I agree that the human body is very complicated. I think the pictures are so important to help explain what I write about these various diseases. It is a shamer your father-in-law had such a problem.

Pregnancy can sure cause some stomach problems, whether it is heartburn or morning sickness. I appreciate your comments, Linda. Stay healthy and safe.

Linda Lum from Washington State, USA on September 23, 2020:

Pamela, thankfully, the only time I've experienced heartburn was when I was pregnant with my second child. My poor father-in-law had a Hiatal hernia and would suffer for hours after eating with the feeling that food was stuck in his throat (he was not a happy person). Thank you for explaining this problem. The diagrams are very enlightening. The human body certainly is complicated, isn't it?

Pamela Oglesby (author) from Sunny Florida on September 23, 2020:

Hi Ankita,

I guess most of us get heartburn every once in a while when we eat something very spicy, etc. Thank you for your comments.

Ankita B on September 23, 2020:

I sometimes have heartburn but that happens after every few weeks. Thank you for sharing this informative article.

Kalpana Iyer from India on September 23, 2020:

Informative! Thank you for the info.

Pamela Oglesby (author) from Sunny Florida on September 23, 2020:

Hi Mel,

What you have is nothing to be concerned about as it has has happened so rarely. I think the nose cn happen as everything has some connection. I am glad you found this to be an interesting article and your comments are appreciated.

Pamela Oglesby (author) from Sunny Florida on September 23, 2020:

Hi Bill,

GERD is heartburn that happens frequently. I'm glad to give you interesting articles to read. :)

I appreciate your comments.

Mel Carriere from Snowbound and down in Northern Colorado on September 23, 2020:

This backup has happened to me once or twice, but in my life, not weekly. Should I be concerned? The flow seems to be felt more in my nose than in my throat. I know that's a little graphic.

Very informative article.

Bill Holland from Olympia, WA on September 23, 2020:

This is a new one to me, Pamela. Never heard of it in my lifetime. Thanks for broadening my education in a way I can understand.

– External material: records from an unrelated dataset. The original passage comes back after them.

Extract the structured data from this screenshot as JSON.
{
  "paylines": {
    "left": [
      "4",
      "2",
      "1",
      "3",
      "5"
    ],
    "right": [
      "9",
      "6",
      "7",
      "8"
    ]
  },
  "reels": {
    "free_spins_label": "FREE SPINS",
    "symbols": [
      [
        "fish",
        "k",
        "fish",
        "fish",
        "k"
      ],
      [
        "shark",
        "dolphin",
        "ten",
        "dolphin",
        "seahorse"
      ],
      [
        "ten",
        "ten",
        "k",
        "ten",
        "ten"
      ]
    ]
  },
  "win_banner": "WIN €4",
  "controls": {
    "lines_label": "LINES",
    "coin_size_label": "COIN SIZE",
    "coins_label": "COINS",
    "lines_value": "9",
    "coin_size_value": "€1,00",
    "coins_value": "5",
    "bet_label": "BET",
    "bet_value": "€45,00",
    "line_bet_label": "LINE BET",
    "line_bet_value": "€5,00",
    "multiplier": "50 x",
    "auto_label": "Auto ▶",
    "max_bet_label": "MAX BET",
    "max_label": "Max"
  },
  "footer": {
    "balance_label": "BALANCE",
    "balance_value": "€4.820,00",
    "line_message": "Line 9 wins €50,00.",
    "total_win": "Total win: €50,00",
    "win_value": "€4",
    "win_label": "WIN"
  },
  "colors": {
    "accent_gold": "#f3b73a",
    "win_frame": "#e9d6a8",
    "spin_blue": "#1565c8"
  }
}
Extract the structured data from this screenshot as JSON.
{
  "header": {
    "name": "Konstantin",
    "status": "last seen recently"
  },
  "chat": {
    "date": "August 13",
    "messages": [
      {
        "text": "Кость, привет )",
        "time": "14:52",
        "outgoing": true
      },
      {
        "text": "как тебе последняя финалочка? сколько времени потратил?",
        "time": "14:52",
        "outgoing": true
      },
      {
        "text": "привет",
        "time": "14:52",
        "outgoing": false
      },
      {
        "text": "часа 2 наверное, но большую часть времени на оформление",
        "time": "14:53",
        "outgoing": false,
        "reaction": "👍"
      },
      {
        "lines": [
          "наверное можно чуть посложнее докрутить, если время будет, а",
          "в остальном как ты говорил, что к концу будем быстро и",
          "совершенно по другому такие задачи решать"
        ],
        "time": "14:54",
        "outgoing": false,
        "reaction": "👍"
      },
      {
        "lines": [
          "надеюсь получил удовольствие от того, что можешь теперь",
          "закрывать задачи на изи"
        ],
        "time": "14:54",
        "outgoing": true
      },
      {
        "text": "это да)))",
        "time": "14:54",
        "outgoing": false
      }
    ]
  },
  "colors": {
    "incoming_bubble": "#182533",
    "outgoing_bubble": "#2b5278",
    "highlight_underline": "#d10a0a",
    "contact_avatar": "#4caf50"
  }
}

Pamela Oglesby (author) from Sunny Florida on September 23, 2020:

Hi Eric,

I don't like that list of food to avoid, and chocolate? LOL Thanks so much for your comments as I relate to them so well.

Eric Dierker from Spring Valley, CA. U.S.A. on September 23, 2020:

Thank you for this I needed it. I get it but the simple changes you suggest here work. What was I thinking, a large meal within an hour of bedtime? My favorite was spaghetti with tomatoes and garlic. Of course citrus was in there. Oh well, live and learn.